Capacity building is one of the four priority areas under which government is expected to utilise oil revenue from the Annual Budget Funding Amount (ABFA).
This category, however, appears to be a category under which certain expenditure items which may not be related to capacity building have been classified.
Approximately GH¢23 million or 17 per cent of ABFA earmarked for capacity building from 2011 to 2013 went into consumables such as goods and services for Ministry of Food and Agriculture, Ministry of Lands and Natural Resources and the National Disaster Management Organisation (NADMO) relief items.
Again, GH¢2 million was used to support the creative industry while another GH¢8.1 million was given out as cash transfer under the Livelihood Enhancement Against Poverty (LEAP) programme.
Also, GH¢35 million was allocated to Microfinance and Small Loans Centre (MASLOC) while another GH¢19 million has been used to set up the Venture Capital Fund and the Eximguranty fund.
In spite of these, only GH¢8.93 million representing 6.7 per cent of the total allocations to the capacity building priority area has gone into developing capacity in the oil and gas sector over the three-year period between 2011 and 2013.
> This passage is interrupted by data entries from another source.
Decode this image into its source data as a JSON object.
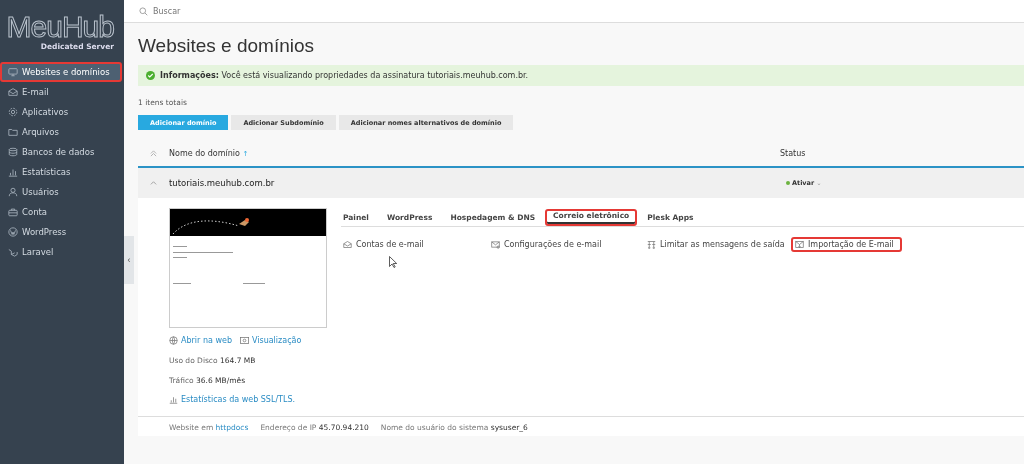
{
  "logo": {
    "name": "MeuHub",
    "tagline": "Dedicated Server"
  },
  "sidebar": {
    "items": [
      {
        "label": "Websites e domínios",
        "selected": true,
        "highlighted": true
      },
      {
        "label": "E-mail",
        "selected": false,
        "highlighted": false
      },
      {
        "label": "Aplicativos",
        "selected": false,
        "highlighted": false
      },
      {
        "label": "Arquivos",
        "selected": false,
        "highlighted": false
      },
      {
        "label": "Bancos de dados",
        "selected": false,
        "highlighted": false
      },
      {
        "label": "Estatísticas",
        "selected": false,
        "highlighted": false
      },
      {
        "label": "Usuários",
        "selected": false,
        "highlighted": false
      },
      {
        "label": "Conta",
        "selected": false,
        "highlighted": false
      },
      {
        "label": "WordPress",
        "selected": false,
        "highlighted": false
      },
      {
        "label": "Laravel",
        "selected": false,
        "highlighted": false
      }
    ],
    "collapse_glyph": "‹"
  },
  "search": {
    "placeholder": "Buscar"
  },
  "page_title": "Websites e domínios",
  "info": {
    "label": "Informações:",
    "text": "Você está visualizando propriedades da assinatura tutoriais.meuhub.com.br."
  },
  "total": "1 itens totais",
  "buttons": [
    {
      "label": "Adicionar domínio",
      "primary": true
    },
    {
      "label": "Adicionar Subdomínio",
      "primary": false
    },
    {
      "label": "Adicionar nomes alternativos de domínio",
      "primary": false
    }
  ],
  "table": {
    "columns": [
      "Nome do domínio",
      "Status"
    ],
    "sort_glyph": "↑",
    "row": {
      "domain": "tutoriais.meuhub.com.br",
      "expanded": true,
      "status": "Ativar",
      "dropdown_glyph": "⌄"
    }
  },
  "tabs": [
    {
      "label": "Painel",
      "selected": false,
      "highlighted": false
    },
    {
      "label": "WordPress",
      "selected": false,
      "highlighted": false
    },
    {
      "label": "Hospedagem & DNS",
      "selected": false,
      "highlighted": false
    },
    {
      "label": "Correio eletrônico",
      "selected": true,
      "highlighted": true
    },
    {
      "label": "Plesk Apps",
      "selected": false,
      "highlighted": false
    }
  ],
  "actions": [
    {
      "label": "Contas de e-mail",
      "highlighted": false
    },
    {
      "label": "Configurações de e-mail",
      "highlighted": false
    },
    {
      "label": "Limitar as mensagens de saída",
      "highlighted": false
    },
    {
      "label": "Importação de E-mail",
      "highlighted": true
    }
  ],
  "preview_links": [
    {
      "label": "Abrir na web"
    },
    {
      "label": "Visualização"
    }
  ],
  "stats": [
    {
      "label": "Uso do Disco",
      "value": "164.7 MB"
    },
    {
      "label": "Tráfico",
      "value": "36.6 MB/mês"
    }
  ],
  "stats_link": "Estatísticas da web SSL/TLS.",
  "footer": [
    {
      "label": "Website em",
      "value": "httpdocs",
      "link": true
    },
    {
      "label": "Endereço de IP",
      "value": "45.70.94.210",
      "link": false
    },
    {
      "label": "Nome do usuário do sistema",
      "value": "sysuser_6",
      "link": false
    }
  ]
}
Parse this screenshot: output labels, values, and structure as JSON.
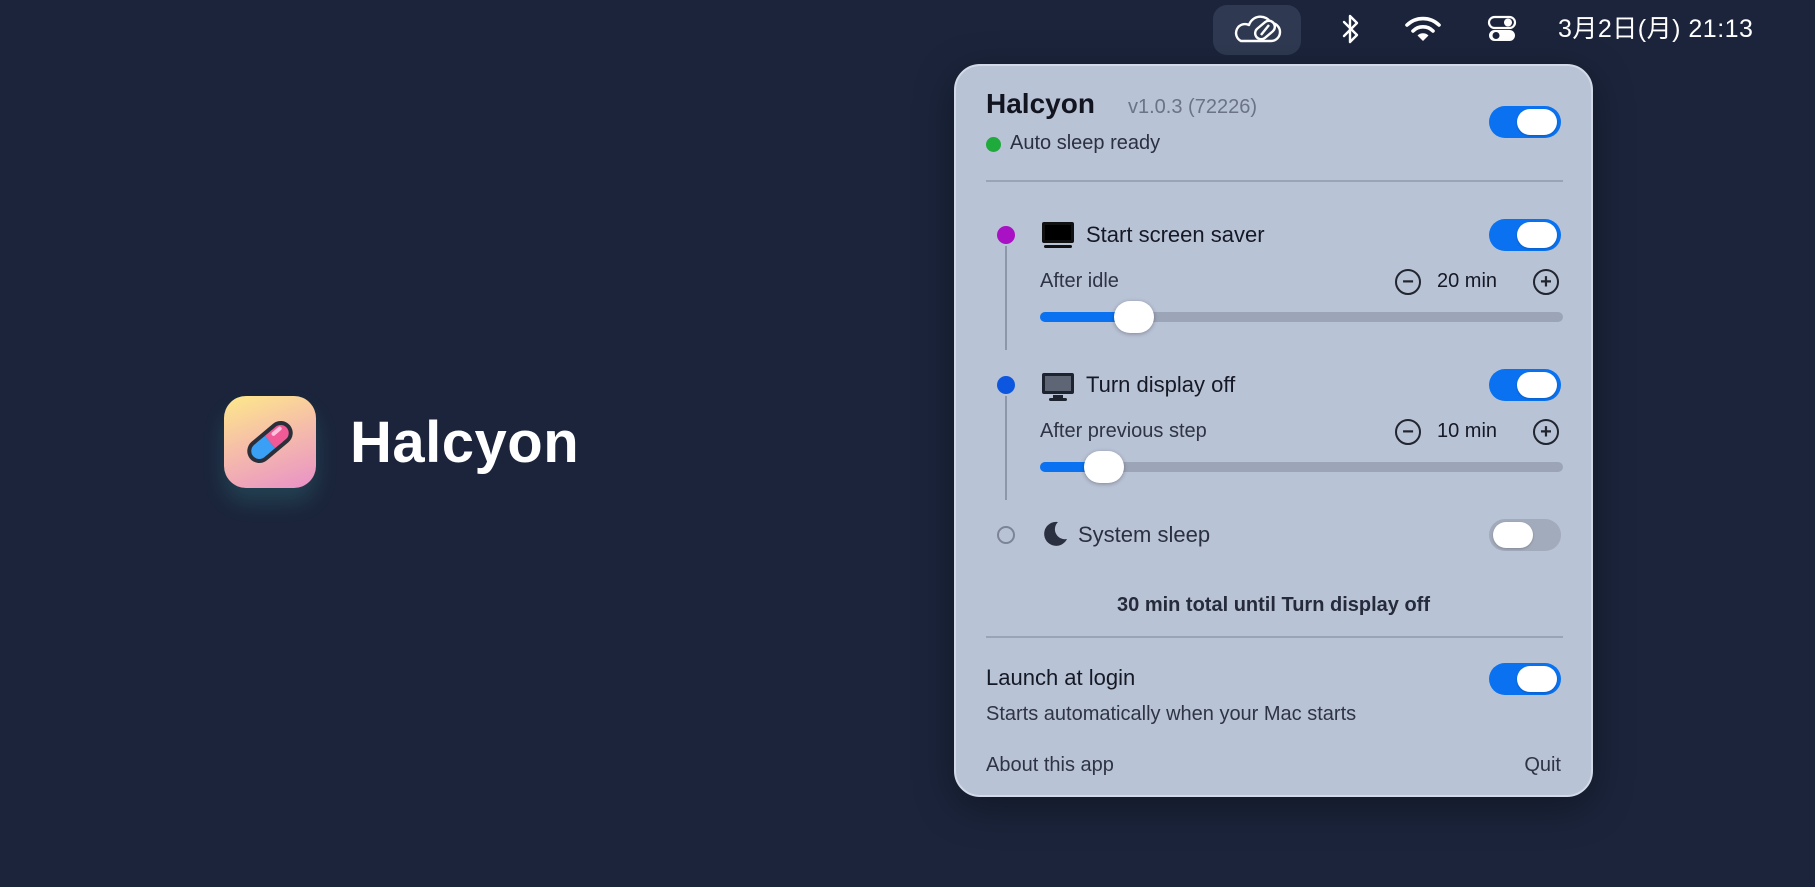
{
  "menubar": {
    "app_icon": "pill-cloud-icon",
    "icons": [
      "bluetooth-icon",
      "wifi-icon",
      "control-center-icon"
    ],
    "clock": "3月2日(月)  21:13"
  },
  "brand": {
    "name": "Halcyon",
    "icon": "pill-app-icon"
  },
  "panel": {
    "title": "Halcyon",
    "version": "v1.0.3 (72226)",
    "enabled": true,
    "status": {
      "text": "Auto sleep ready",
      "color": "#1faa3c"
    },
    "steps": [
      {
        "label": "Start screen saver",
        "icon": "screen-saver-icon",
        "dot_color": "#a811c4",
        "enabled": true,
        "sub_label": "After idle",
        "value": "20 min",
        "slider_fraction": 0.18
      },
      {
        "label": "Turn display off",
        "icon": "display-icon",
        "dot_color": "#0d57e0",
        "enabled": true,
        "sub_label": "After previous step",
        "value": "10 min",
        "slider_fraction": 0.1
      },
      {
        "label": "System sleep",
        "icon": "moon-icon",
        "enabled": false
      }
    ],
    "total": "30 min total until Turn display off",
    "launch": {
      "title": "Launch at login",
      "subtitle": "Starts automatically when your Mac starts",
      "enabled": true
    },
    "about_label": "About this app",
    "quit_label": "Quit"
  },
  "colors": {
    "accent": "#0a72f0",
    "background": "#1b243b",
    "panel": "#b9c3d6"
  }
}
However, a member of the Public Interest and Accountability Committee (PIAC), a statutory organisation set up to monitor and independently assess government’s management of the oil and gas revenues, Mr Yaw Owusu Addo, has described the trend as worrying.
According to him, the committee found out that in 2013, the Petroleum Commission received support of GH¢8.18 million out of funds earmarked for capacity building.
At an oil and gas reporting training for financial journalists, Mr Owusu Addo, who is the Ghana Journalists Association Representative on PIAC, said, “Extractive resources must not be treated as regular income. If misapplied, it calls for worry. Those who have nothing to do with the sector are rather benefiting from it.”
The training programme was organised by the Institute of Financial and Economic Journalists (IFEJ) in partnership with GIZ and SECO to equip participants with relevant knowledge on the country’s oil and gas sector to inform their reportage.
The Executive Director of the Africa Centre for Energy Policy (ACEP), Dr Mohammed Amin Adam, also expressed worry over the failure of government to fully utilise the allocated funds for the capacity-building programme especially at a time that more experts were required in the sector.
He said expertise was required in areas such as welding and finishing and it was, therefore, imperative that people were taught and trained on how to do those things.
Dr Adam, therefore, suggested that government focused its expenditure under the capacity building priority area on interventions that would directly enhance the capacity and capabilities of Ghanaians to play a bigger role in the emerging oil and gas industry.
The Minister of Finance is expected to announce four priority areas in the budget statement on which government would spend its oil revenues from the ABFA.
In 2013 alone, the ABFA was allocated to the four priority areas; agriculture modernisation with an allocation of GH¢13.60 million, roads and other infrastructure with GH¢372.07, amortisation of loans for energy sector GH¢137.92 million and GH¢20.18 million on capacity building.
Interestingly, the annual report published by PIAC indicated that in 2013, GH¢10 million was spent as financial support to Venture Capital Fund, another GH¢2 million was used on the Exim Guarantee Fund and the Petroleum Commission received support of GH¢8.1 million, hence no single fund went into a project that could be classified as capacity building.
Role of PIAC
PIAC was established under the Petroleum Revenue Management (PRMA) Act 2011, ACT 815 to monitor and evaluate compliance with the Act by the government and other relevant institutions in the management and use of petroleum revenues.
The committee is also expected to provide a platform for public debate on spending prospects of petroleum revenues in line with development priorities and to also provide an independent assessment of the management and use of oil revenues.
Dr Amin Adam, however, explained that PIAC had failed to highlight issues of non-compliance with sections of the PRMA in its report although there were several cases of them in 2013.
“PIAC’s mandate requires it to monitor compliance with the PRMA as provided for in Section 52a. However, the report does not express cases of non-compliance with the law although there are several of them in the year under review,” he said.
PIAC, he also said, was unable to carry out its independent assessment role of the uses of petroleum revenues as it depends on data from government sources to carry out the report.